In the woods. THE RAPED is stripping a protesting TUCKERSON of his pants. The Legend of Zelda opening theme plays. Enter SARAI, carrying a sword. SARAI stabs THE RAPED, who runs off in a panic and exits. TUCKERSON runs away in the opposite direction, with his pants around his ankles. A WILD BOAR enters. SARAI faces down the WILD BOAR, and the WILD BOAR charges her. She is pierced twice by the WILD BOAR’s tusks, once in the gut, and then again, in the rectum. SARAI falls to the floor, bleeding, and the WILD BOAR runs off and exits. Enter LINK, who takes out an erlenmeyer flask of "red healing potion.”


LINK

Drink this potion… it will revitalize you and heal your injuries.


A fountain of blood starts pour  ing out of SARAI’s stomach wound, and LINK runs off. 


LINK

You’ll need more of it. I’ll fetch the second bottle from my roanhorse.
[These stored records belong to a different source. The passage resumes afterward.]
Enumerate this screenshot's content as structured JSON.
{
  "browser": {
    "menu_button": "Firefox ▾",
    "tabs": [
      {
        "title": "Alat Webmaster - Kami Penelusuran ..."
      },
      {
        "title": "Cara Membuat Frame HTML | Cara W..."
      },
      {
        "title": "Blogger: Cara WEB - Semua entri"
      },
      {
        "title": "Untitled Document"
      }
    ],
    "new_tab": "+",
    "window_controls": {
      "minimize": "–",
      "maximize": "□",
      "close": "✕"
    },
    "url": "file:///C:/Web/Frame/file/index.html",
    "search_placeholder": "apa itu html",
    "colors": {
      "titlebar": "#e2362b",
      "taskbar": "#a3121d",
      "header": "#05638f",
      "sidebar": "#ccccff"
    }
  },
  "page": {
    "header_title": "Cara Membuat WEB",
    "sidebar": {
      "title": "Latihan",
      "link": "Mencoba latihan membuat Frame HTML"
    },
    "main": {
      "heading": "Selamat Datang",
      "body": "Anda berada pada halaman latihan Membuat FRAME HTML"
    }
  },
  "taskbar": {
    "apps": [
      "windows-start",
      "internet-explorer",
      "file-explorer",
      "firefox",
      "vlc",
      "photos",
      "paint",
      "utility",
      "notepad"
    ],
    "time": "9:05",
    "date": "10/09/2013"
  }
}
SARAI turns over on her stomach.


SARAI

Oh, beautiful creator, your eyes are everywhere. I pray you will lift your charity and carry it across this land, and free men from the money and human dogmas that prevent them from witnessing your glory as they inhabit the earth. Or better yet, let me live. 


A volcano of shit and blood violently erupts from SARAI’s rectum. She pulls out a set of three marble-red dice and rolls them.


SARAI (observing the dice)

1, 1, 4. Nope.


Curtain. Moments pass. The curtain rises, and as it does, SARAI is back on her feet, grabbing her anus as if it were sore. SARAI appears confused. The WILD BOAR returns, and approaches her. Enter LINK, who slays THE WILD BOAR. SARAI limps over to a log, and carefully takes a seat. LINK sits down next to her. He pulls an apple from his pocket, and the ENDING CREDITS THEME from “The Legend of Zelda: A Link to the Past” begins to play.


LINK

Apple?


SARAI

Ew.


LINK

Ham sandwich?


SARAI

Yes, please. (she takes a bite, and her eyes light up) Mmm… this is delicious. (curious) Where’d you get the bread? (short pause, she takes another bite) You haven’t been breeding wild boars out here, have you?


LINK

The boars were summoned by the wizard Tuckerson.


SARAI

What could he be trying to prove with all these boars?


LINK

The wizard is trying to resurrect Ganon, the king of evil. He must be destroyed. 


SARAI

In our next adventure.


SARAI rests her head upon LINK’s shoulder, as she takes another bite of her ham sandwich. The ending theme from A Link to The Past continues to play. CURTAIN.